The pontiff also addressed the heavy polarization among Colombian society in his homily.

He advised all parties not to sidestep the people in working to ensure that the peace process takes full hold, noting that peace is not achieved merely "by designing ... frameworks and institutional arrangements between political and economic groups of goodwill" but rather by including the public in the effort.

He said that peace cannot be built by "a few for a few, or a ... minority." He also emphasized that, in addition to dialogue, "the deep wounds of history necessarily require instances where justice is done, they provide the possibility for the victims to know the truth, the damage to be ... repaired and clear actions taken to avoid the repetition of those crimes.

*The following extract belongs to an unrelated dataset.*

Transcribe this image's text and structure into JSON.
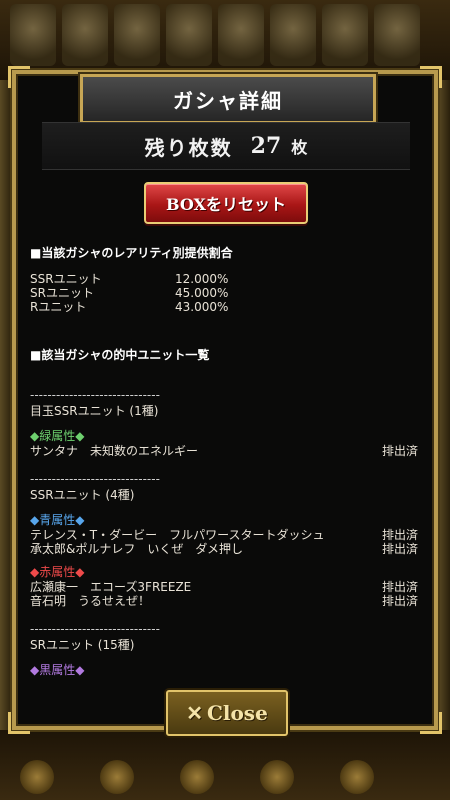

The pontiff also exhorted Catholics what they must do to contribute to the peace process, saying that they must "bring about cultural change from below: the culture of death, of violence. We must respond with the culture of life, of encounter."

At the Cartagena Container Terminal, where he celebrated the Mass, the pope emphasized that stable and lasting peace in Colombia is brought about by guaranteeing "the common good, equity, justice, respect for human nature and its requirements."

Francis also harshly condemned the social scourge of drug trafficking, saying that "this evil directly works against the dignity of the person, progressively breaking the image that the Creator has molded in us."

"One must neither toy with the lives of our brothers nor manipulate their dignity," he said, calling upon the government and the public to find the way to end drug trafficking, which "sows only death ... curtailing so many hopes and destroying so many families."

After the Mass, but before leaving Colombia, the pontiff delivered a final message, saying "Colombia, your brother needs you, look to meet him with the embrace of peace, free of all violence, slaves of peace forever."

Francis then traveled to the Cartagena airport, where he was to be officially bade farewell by President Juan Manuel Santos.

Earlier in the day, the pontiff looked the "other" Cartagena in the eye on Sunday, the one that does not appear in the tourist guides, when he visited the poverty-stricken neighborhood of San Francisco de Asis in this Colombian coastal and tourist city.

The San Francisco district began to take shape in 1963 on the edge of a swamp behind the Rafael Nuñez International Airport, and since then its residents have known virtually nothing except poverty and tragedy, but on Sunday they experienced what may have been the most hope-filled day of their lives with the visit of the Bishop of Rome.

It was a day of celebration and festivities, with the public uplifted by the presence of the smiling Argentine pontiff bearing the neighborhood's name, and Francis spent half an hour blessing the massive crowd.

Cartagena, Colombia's tourist mecca, is also one of the country's most unequal cities where some 60 percent of the public lives in poverty, one of the highest levels in the South American nation.

Even earlier on Sunday, Francis had received a warm sendoff from a huge crowd who turned out to bid him farewell as he left Bogota, boarding the popemobile at the Apostolic Nunciature and heading to the Catam military base, where his jet took him to Cartagena on the last day of his four-day pastoral visit to Colombia.

Some 4,000 police officers and 1,000 marines were tasked with providing security for the pontiff's visit to Cartagena, where he will celebrate an open-air Mass expected to be attended by some 280,000 people.

During his tour of San Francisco, the pope hit himself on the eyebrow and in the left cheek as he was trying to greet a child during his tour in the popemobile.

"The pope is fine" but he suffered "a bruise on his cheekbone and eyebrow," said Vatican spokesman Greg Burke, adding that Francis has bumped his head on the popemobile and received an ice pack to treat the resulting purple bruise.